Problems with the decontamination of metagenomic data or viral data

benjjneb / decontam

Simple statistical identification and removal of contaminants in marker-gene and metagenomics sequencing data

https://benjjneb.github.io/decontam/

147 stars 25 forks source link

Problems with the decontamination of metagenomic data or viral data #136

Open 1023011930 opened 1 year ago

1023011930 commented 1 year ago

Dear Sir or Madam, I appreciate your significant contribution in decontaminating the sequencing data. I haven't used decontam yet, but I think most of the examples were researched based on ASV/OTU relative abundance tables As for metagenomic data，As I understand it, removal can be done by constructing MAG abundance tables But viral data are difficult to bin and thus constitute a MAG, and they are often found in the form of a Contig. I would like to ask if decontam can decontaminate based on contig abundance (is this scientific？) From what I've read, the "https://www.nature.com/articles/s41586-020-2192-1" article uses Karken categorical data as the basis for decontaminated decontamination, is this a good approach? Thank you very much for giving me some instructions!

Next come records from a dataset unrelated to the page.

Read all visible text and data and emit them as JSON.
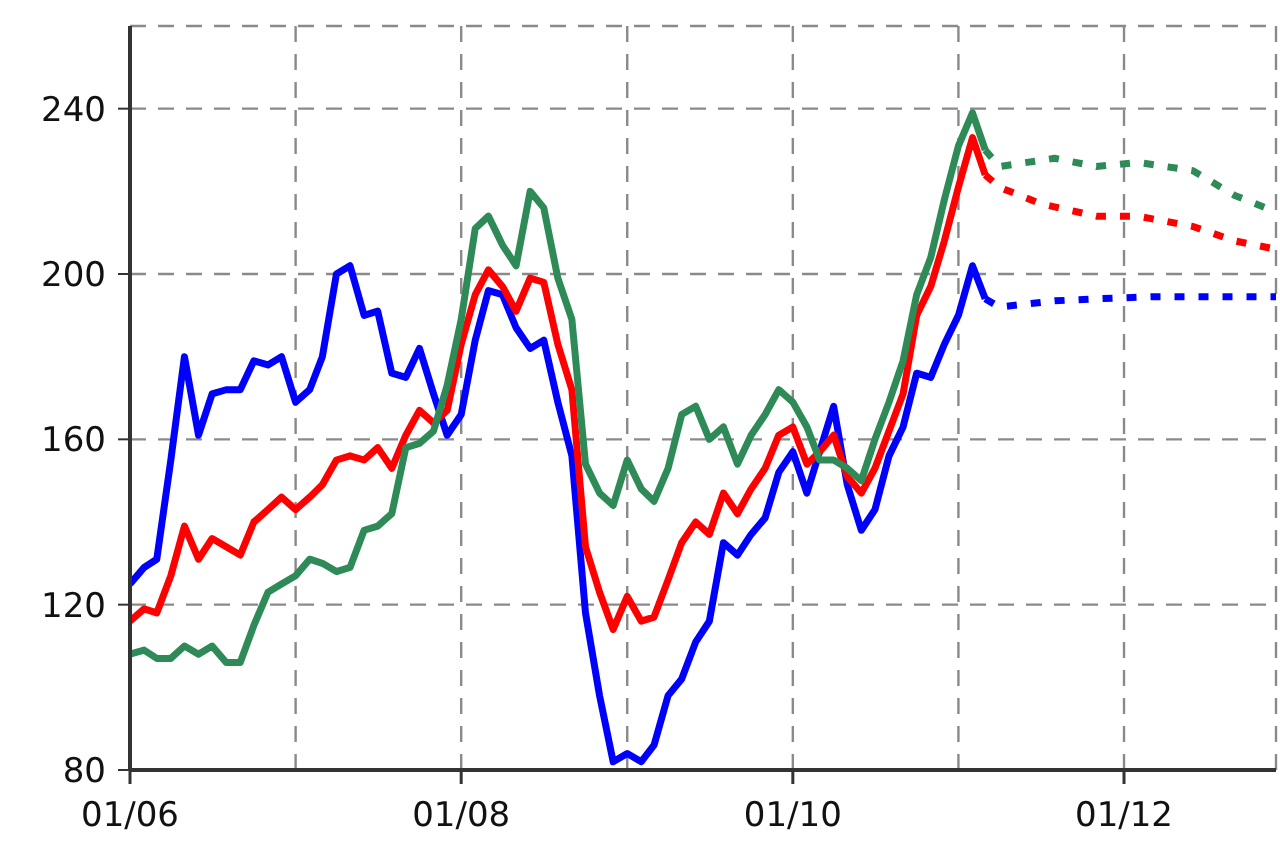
{
  "chart_data": {
    "type": "line",
    "x": [
      "2006-01",
      "2006-02",
      "2006-03",
      "2006-04",
      "2006-05",
      "2006-06",
      "2006-07",
      "2006-08",
      "2006-09",
      "2006-10",
      "2006-11",
      "2006-12",
      "2007-01",
      "2007-02",
      "2007-03",
      "2007-04",
      "2007-05",
      "2007-06",
      "2007-07",
      "2007-08",
      "2007-09",
      "2007-10",
      "2007-11",
      "2007-12",
      "2008-01",
      "2008-02",
      "2008-03",
      "2008-04",
      "2008-05",
      "2008-06",
      "2008-07",
      "2008-08",
      "2008-09",
      "2008-10",
      "2008-11",
      "2008-12",
      "2009-01",
      "2009-02",
      "2009-03",
      "2009-04",
      "2009-05",
      "2009-06",
      "2009-07",
      "2009-08",
      "2009-09",
      "2009-10",
      "2009-11",
      "2009-12",
      "2010-01",
      "2010-02",
      "2010-03",
      "2010-04",
      "2010-05",
      "2010-06",
      "2010-07",
      "2010-08",
      "2010-09",
      "2010-10",
      "2010-11",
      "2010-12",
      "2011-01",
      "2011-02",
      "2011-03"
    ],
    "series": [
      {
        "color": "#0000ff",
        "values": [
          125,
          129,
          131,
          155,
          180,
          161,
          171,
          172,
          172,
          179,
          178,
          180,
          169,
          172,
          180,
          200,
          202,
          190,
          191,
          176,
          175,
          182,
          171,
          161,
          166,
          184,
          196,
          195,
          187,
          182,
          184,
          169,
          156,
          118,
          98,
          82,
          84,
          82,
          86,
          98,
          102,
          111,
          116,
          135,
          132,
          137,
          141,
          152,
          157,
          147,
          157,
          168,
          149,
          138,
          143,
          156,
          163,
          176,
          175,
          183,
          190,
          202,
          194
        ]
      },
      {
        "color": "#ff0000",
        "values": [
          116,
          119,
          118,
          127,
          139,
          131,
          136,
          134,
          132,
          140,
          143,
          146,
          143,
          146,
          149,
          155,
          156,
          155,
          158,
          153,
          161,
          167,
          164,
          167,
          183,
          195,
          201,
          197,
          191,
          199,
          198,
          183,
          172,
          134,
          123,
          114,
          122,
          116,
          117,
          126,
          135,
          140,
          137,
          147,
          142,
          148,
          153,
          161,
          163,
          154,
          157,
          161,
          151,
          147,
          153,
          162,
          171,
          190,
          197,
          208,
          221,
          233,
          224
        ]
      },
      {
        "color": "#2e8b57",
        "values": [
          108,
          109,
          107,
          107,
          110,
          108,
          110,
          106,
          106,
          115,
          123,
          125,
          127,
          131,
          130,
          128,
          129,
          138,
          139,
          142,
          158,
          159,
          162,
          173,
          189,
          211,
          214,
          207,
          202,
          220,
          216,
          199,
          189,
          154,
          147,
          144,
          155,
          148,
          145,
          153,
          166,
          168,
          160,
          163,
          154,
          161,
          166,
          172,
          169,
          163,
          155,
          155,
          153,
          150,
          160,
          169,
          179,
          195,
          204,
          218,
          231,
          239,
          230
        ]
      },
      {
        "color": "#0000ff",
        "line_style": "dotted",
        "x": [
          "2011-03",
          "2011-04",
          "2011-08",
          "2011-11",
          "2012-03",
          "2012-06",
          "2012-09",
          "2012-12"
        ],
        "values": [
          194,
          192,
          193.5,
          194,
          194.5,
          194.5,
          194.5,
          194.5
        ]
      },
      {
        "color": "#ff0000",
        "line_style": "dotted",
        "x": [
          "2011-03",
          "2011-04",
          "2011-07",
          "2011-11",
          "2012-02",
          "2012-06",
          "2012-09",
          "2012-12"
        ],
        "values": [
          224,
          221,
          217,
          214,
          214,
          211.5,
          208,
          206
        ]
      },
      {
        "color": "#2e8b57",
        "line_style": "dotted",
        "x": [
          "2011-03",
          "2011-04",
          "2011-08",
          "2011-11",
          "2012-02",
          "2012-06",
          "2012-09",
          "2012-12"
        ],
        "values": [
          230,
          226,
          228,
          226,
          227,
          225,
          219,
          215
        ]
      }
    ],
    "xlim": [
      "2006-01",
      "2012-12"
    ],
    "xticks": [
      {
        "value": "2006-01",
        "label": "01/06"
      },
      {
        "value": "2007-01",
        "label": null
      },
      {
        "value": "2008-01",
        "label": "01/08"
      },
      {
        "value": "2009-01",
        "label": null
      },
      {
        "value": "2010-01",
        "label": "01/10"
      },
      {
        "value": "2011-01",
        "label": null
      },
      {
        "value": "2012-01",
        "label": "01/12"
      }
    ],
    "ylim": [
      80,
      260
    ],
    "yticks": [
      80,
      120,
      160,
      200,
      240
    ],
    "grid": true
  }
}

1023011930 commented 1 year ago

To summarize, my problem is that some of the macrogenomic data is difficult to binning into "metaOTU", such as viral data (the kind of ASV relative abundance table that can't generate normal 16s data). What should I do with these data in the macrogenome to use them as input files for decontam?

benjjneb commented 1 year ago

You can use decontam with any feature type that has a relative abundance in each sample. This includes contigs.

1023011930 commented 1 year ago

You can use decontam with any feature type that has a relative abundance in each sample. This includes contigs.

Does this mean that I can use software such as "BWA OR bowtie2" to quantify the contig, then calculate the RPM or TPM, and then use them as the relative abundance for decontam? Thanks for your kindness!

1023011930 commented 1 year ago

In my perception, a standardized contig abundance scale is not the same as a relative abundance scale like 16s.

In my perception, a 16s abundance table is where each sample sums to 100% and each OTU takes up a portion of the 100%, and the percentage（0-100%） taken up is the data

Whereas standardized contig abundance tables generally use the TPM (OR read count) of each contig as the data，So their values are not necessarily in the (0-100) range

It seems to me that these two abundance tables are not the same, may I ask how the contig abundance table is generally handled, if there is a corresponding tutorial or literature I would be very grateful! Thank you for your answer.

benjjneb commented 1 year ago

TPM is also a relative abundance. You can use it just the same.

A "relative abundance" measure, is any metric that informs about the abundance of this relative to that. If the TPM of contig X is doubel that of contig Y, then X has double the relative abundance (by this measure) of contig Y.

1023011930 commented 1 year ago

TPM is also a relative abundance. You can use it just the same.

A "relative abundance" measure, is any metric that informs about the abundance of this relative to that. If the TPM of contig X is doubel that of contig Y, then X has double the relative abundance (by this measure) of contig Y.

I think I see what you mean, I will try using standardized contig relative abundance, thank you very much for your reply!